En outre, on sait combien le fait de faire vivre des expériences aux touristes est aujourd’hui plus que jamais essentiel.
Concernant les marges bénéficiaires, Alain Leduc nous a également rapporté un exemple intéressant du côté de Santa Monica: l’expérience d’un café unique; le Kopi Luwak.

Le Kopi Luwak est un café particulier: son grain est récolté après avoir été ingéré et digéré par l’animal du même nom, un petit civet asiatique qui va laisser le grain enrobé d’une fine pellicule d’un enzyme particulier donnant, parait-il, un arôme unique.

Aujourd’hui, vous pouvez le déguster, entre autres, dans un établissement de Santa Monica: le Funnel Mill à partir de 1.000 dollars la tasse. Attention: pour ce prix, on vous vend pas une tasse de café mais bien une expérience unique; comptez d’ailleurs au minimum une heure pour la dégustation qui comprendra une démonstration du procédé de torréfaction, un véritable rituel ! Bref, une expérience unique permet d’augmenter considérablement la valeur de ce qui se limite souvent à un produit (le café) et à un service dans un bar-tabac traditionnel.

Ce que cela doit nous inspirer…

À l’heure où les expériences sont primordiales pour les touristes et dans un climat difficile pour les offices de tourisme, des initiatives d’expériences créatives, uniques et originales devraient être recherchées par toutes les destinations.

Je me répète: ce n’est pas une question de budget mais bien de créativité et de volonté.

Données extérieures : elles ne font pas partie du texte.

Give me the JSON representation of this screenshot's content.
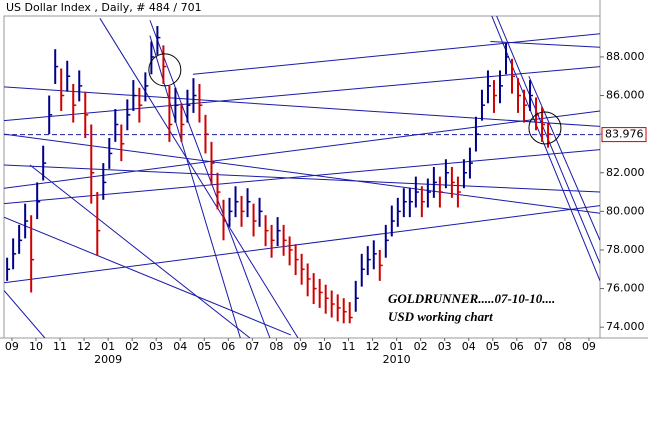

Pensez surtout aux bénéfices en termes d’image et de fidélisation qu’un effet wow réussi vous assurera auprès de nos touristes bien aimés. Pensez également si possible à garder une trace (photo, vidéo) de votre coup d’éclat pour rediffusion sur vos médias favoris.

Du côté du colloque wallon, par exemple, les participants se souviendront longtemps de cette édition 2017 grâce à la présence de Roberto (en photo ci-contre), un faux-serveur très familier et à l’accent inimitable que vous trouveriez tout droit sorti de Dikkenek ou de C’est Arrivé près de chez Vous. Il n’est pas passé inaperçu et certains se demandent encore si c’était un comédien ou un vrai serveur: il a bel et bien marqué les esprits et rendu l’événement unique.

Pour terminer, je vous laisse dans les mains du meme du wow: le regretté chanteur populaire flamand Eddy Wally. Bon Wow à toutes et à tous !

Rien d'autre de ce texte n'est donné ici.